O’Rourke won’t comment on rumours that his ultimate goal is to create a £5bn business, but says: “We will continue to have ambitious plans for the group. Where we’ll be in five years, I couldn’t tell you.” But expansion is a given: “If a company does not grow, it dies,” he says. “It has to have ambitious plans. In growing you create career paths for young people and diversify. Growth is nothing to be afraid of.”

O’Rourke himself can’t go on forever – although he looked as fit as a butcher’s dog in Dubai and showed no signs of slowing down. One option is to float the business, but he has a visceral aversion to the pomposity of stock market life. “I don’t think the City is a great place for a construction company,” he says. He could sell up, although Rogers is convinced that he’s in it for the long haul.

More likely, he will groom a successor. There are already a number of candidates within the group. And if he does have an eye on forming a great construction dynasty, like Laing, he must consider his 27-year-old son Cathal, who is an engineer at Terminal 5.

Not that O’Rourke is ready to hang up the gloves yet. “Ray can take Laing O’Rourke to great heights as long as he doesn’t get sidetracked,” says Rogers. “As long as he keeps visiting the sites and as long as he keeps spreading the message. He’ll need a professional team around him – good people who can stand up to him. I wouldn’t bet against him.”

One of O’Rourke’s passions is flying. He loves jetting around the world, and has a pilot’s licence to fly twin-engine King Air light aircraft. Flying, like construction, is a test. “When you’re flying a plane,” he says, “it’s fine while you’re going along smoothly. But what do you do when you encounter some turbulence? Do you keep going? Or bail out?” A tough decision for some, but there’s no question what Ray O’Rourke would do.

They say build, we say how high?

There are more similarities than you'd first realise between the canny Irishman turning Laing O'Rourke into one of the world’s great contractors, and the Arab princes masterminding Dubai's expansion. Not wealth, perhaps, but in their ambition and bravery. Sheikh Ahmed bin Saeed Al Maktoum, president of the department of Civil Aviation, is presiding over the £2.5bn expansion of Dubai Airport over the next four years.

"The government's plan is to have 15 million hotel guests, and growth of not less than 20% a year," he says, lighting up a cigarette. "We also established that there is currently 6 million ft2 of retail. In the next four or five years, that will rise to 29 million." Dubai's population is just 750,000.

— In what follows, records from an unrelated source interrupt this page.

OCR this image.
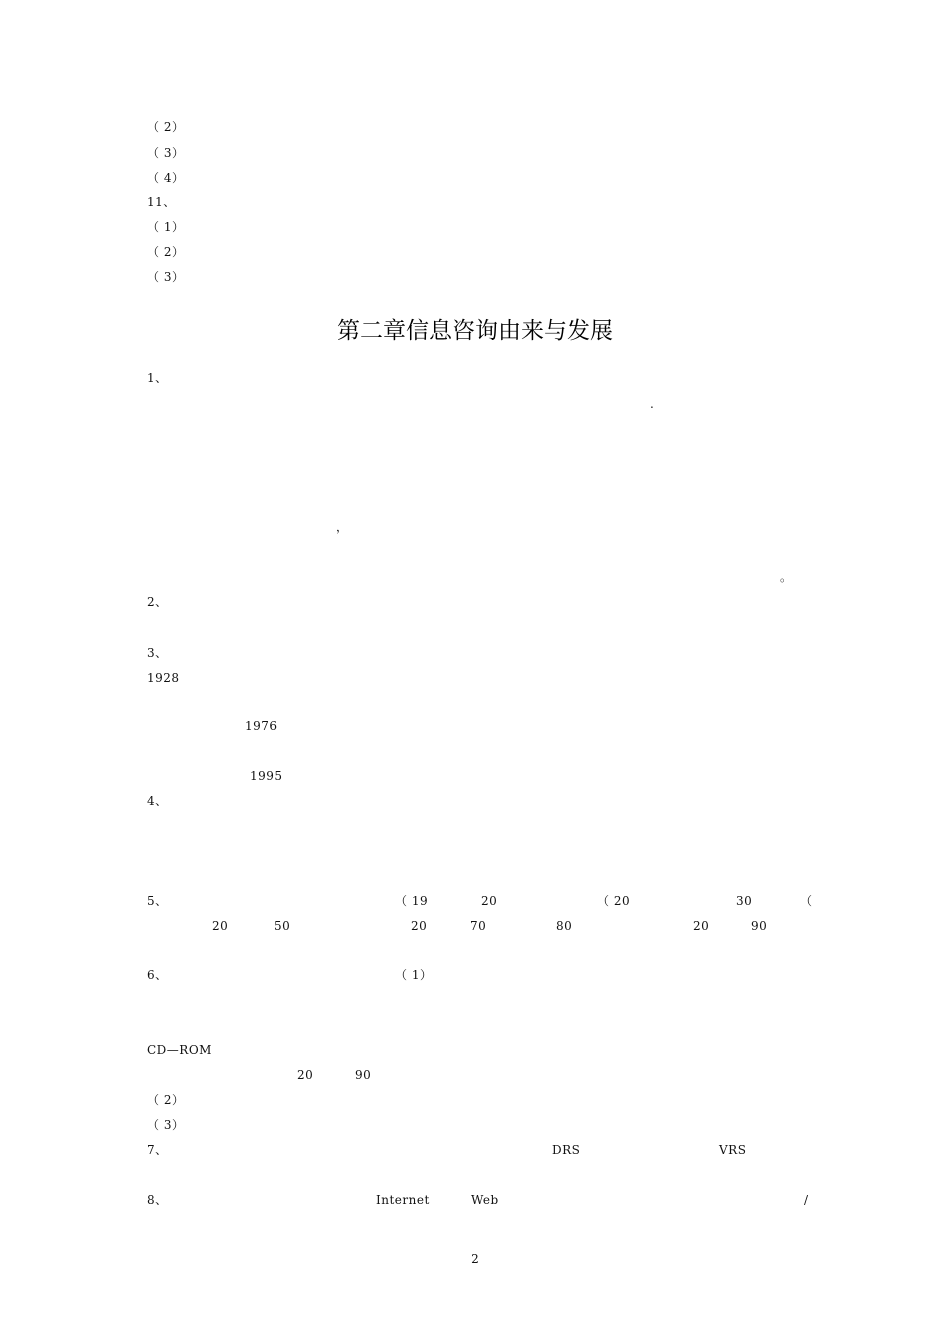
（ 2）
（ 3）
（ 4）
11、
（ 1）
（ 2）
（ 3）
1、
.
，
。
2、
3、
1928
1976
1995
4、
5、	（ 19	20	（ 20	30	（
20	50	20	70	80	20	90
6、	（ 1）
CD—ROM
20	90
（ 2）
（ 3）
7、	DRS	VRS
8、	Internet	Web	/
第二章信息咨询由来与发展
2
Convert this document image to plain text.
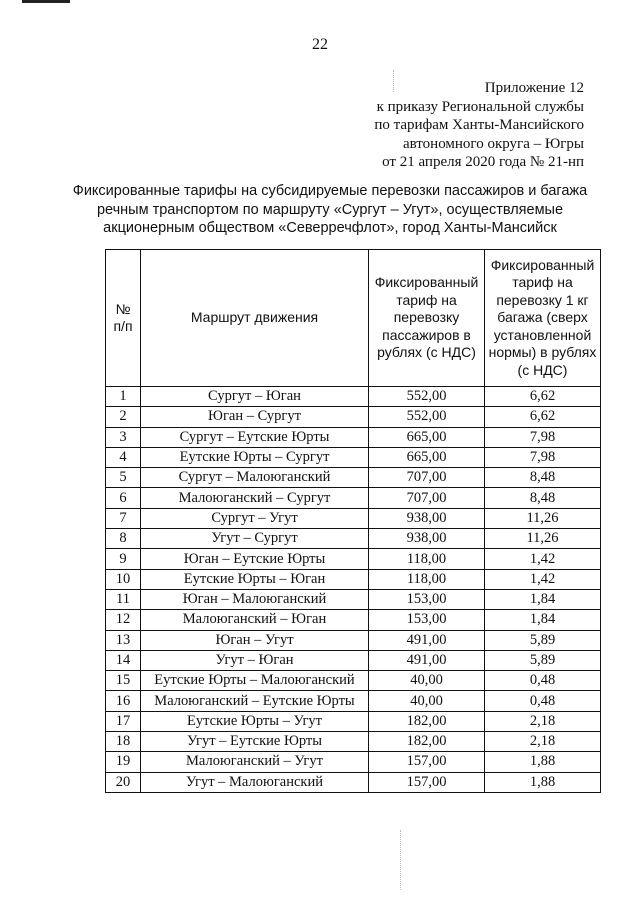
22
Приложение 12
к приказу Региональной службы
по тарифам Ханты-Мансийского
автономного округа – Югры
от 21 апреля 2020 года № 21-нп
Фиксированные тарифы на субсидируемые перевозки пассажиров и багажа
речным транспортом по маршруту «Сургут – Угут», осуществляемые
акционерным обществом «Северречфлот», город Ханты-Мансийск
№ п/п	Маршрут движения	Фиксированный тариф на перевозку пассажиров в рублях (с НДС)	Фиксированный тариф на перевозку 1 кг багажа (сверх установленной нормы) в рублях (с НДС)
1	Сургут – Юган	552,00	6,62
2	Юган – Сургут	552,00	6,62
3	Сургут – Еутские Юрты	665,00	7,98
4	Еутские Юрты – Сургут	665,00	7,98
5	Сургут – Малоюганский	707,00	8,48
6	Малоюганский – Сургут	707,00	8,48
7	Сургут – Угут	938,00	11,26
8	Угут – Сургут	938,00	11,26
9	Юган – Еутские Юрты	118,00	1,42
10	Еутские Юрты – Юган	118,00	1,42
11	Юган – Малоюганский	153,00	1,84
12	Малоюганский – Юган	153,00	1,84
13	Юган – Угут	491,00	5,89
14	Угут – Юган	491,00	5,89
15	Еутские Юрты – Малоюганский	40,00	0,48
16	Малоюганский – Еутские Юрты	40,00	0,48
17	Еутские Юрты – Угут	182,00	2,18
18	Угут – Еутские Юрты	182,00	2,18
19	Малоюганский – Угут	157,00	1,88
20	Угут – Малоюганский	157,00	1,88
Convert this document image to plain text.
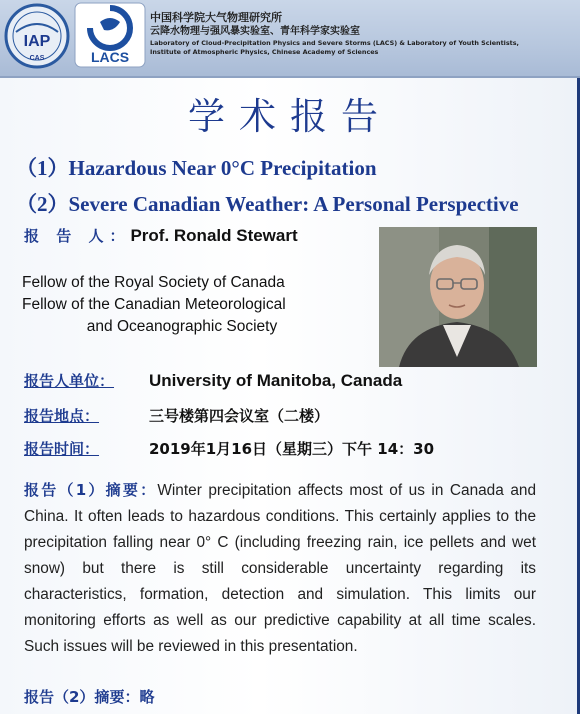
IAP
CAS	LACS
中国科学院大气物理研究所
云降水物理与强风暴实验室、青年科学家实验室
Laboratory of Cloud-Precipitation Physics and Severe Storms (LACS) & Laboratory of Youth Scientists,
Institute of Atmospheric Physics, Chinese Academy of Sciences
学术报告
（1）Hazardous Near 0°C Precipitation
（2）Severe Canadian Weather: A Personal Perspective
报 告 人：Prof. Ronald Stewart
Fellow of the Royal Society of Canada
Fellow of the Canadian Meteorological
and Oceanographic Society
报告人单位： University of Manitoba, Canada
报告地点：	三号楼第四会议室（二楼）
报告时间：	2019年1月16日（星期三）下午 14：30
报告（1）摘要：Winter precipitation affects most of us in Canada and China. It often leads to hazardous conditions. This certainly applies to the precipitation falling near 0° C (including freezing rain, ice pellets and wet snow) but there is still considerable uncertainty regarding its characteristics, formation, detection and simulation. This limits our monitoring efforts as well as our predictive capability at all time scales. Such issues will be reviewed in this presentation.
报告（2）摘要：略
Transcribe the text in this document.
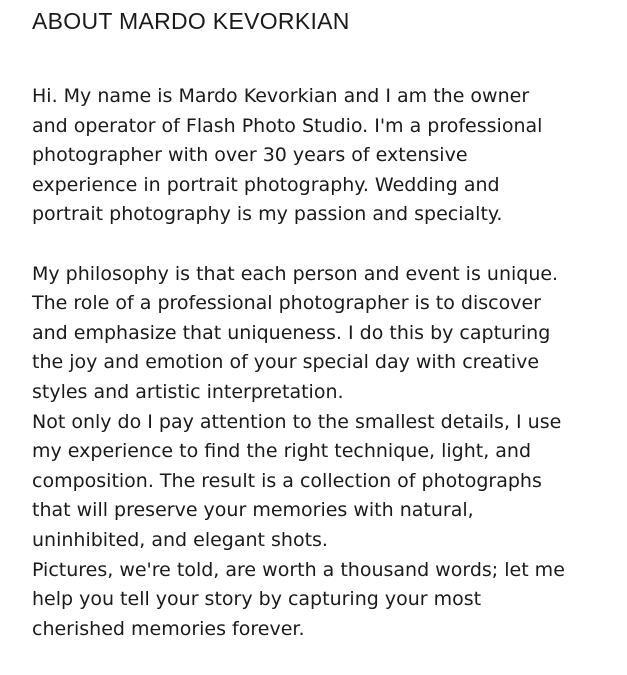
ABOUT MARDO KEVORKIAN

Hi. My name is Mardo Kevorkian and I am the owner
and operator of Flash Photo Studio. I'm a professional
photographer with over 30 years of extensive
experience in portrait photography. Wedding and
portrait photography is my passion and specialty.

My philosophy is that each person and event is unique.
The role of a professional photographer is to discover
and emphasize that uniqueness. I do this by capturing
the joy and emotion of your special day with creative
styles and artistic interpretation.

Not only do I pay attention to the smallest details, I use
my experience to find the right technique, light, and
composition. The result is a collection of photographs
that will preserve your memories with natural,
uninhibited, and elegant shots.

Pictures, we're told, are worth a thousand words; let me
help you tell your story by capturing your most
cherished memories forever.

The Maktoums are banking on Dubai's natural geographical advantages to fuel these grand ambitions: "Dubai is a hub. It's a big logistics centre for the region. It's the ideal place for company headquarters," says the Sheikh.The airport will serve as Dubai's entrance lobby. "You will see very few airports that are as spacious, yet friendly. It will be one of the largest in the world. The interior design will be beautiful," he says.

A sense of urgency is everywhere in Dubai. There are few restrictions of any kind on development. The attitude of the government towards landowners is that "it’s their property, and nobody can tell them what to build, only how high they can go."

Even these height restrictions seem fairly loose. "We must use the land the best way we can," says the sheikh. But he's also aware of the power of "an icon, a landmark". Dubai’s planned 725 m Burj Dubai tower is to be the tallest in the world, unless Abu Dhabi can trump it. But in this mad race for supremacy, there is already talk in Dubai of an even taller skyscraper – 1100 m high.

The authorities are not complete bystanders though. "If the private sector is hesitant, because [a project] might be a bit risky, that’s when we see the government taking over," says the sheikh, puffing on a second cigarette. "For example, take The Palm [whose latest 700 luxury apartments were snapped up in 72 hours earlier this month]. Dubai lacks beaches. The Palm increases the size of beach front by 60 km."

Dubai's construction output will rival the UK's by the end of the decade, unless al-Qaeda target the city, as has been suggested on some extremist web sites. But even the Maktoums are concerned that development should not be entirely untrammelled. "We do have conservation areas," says the Sheikh. "We want the younger generation to see some sand and camels."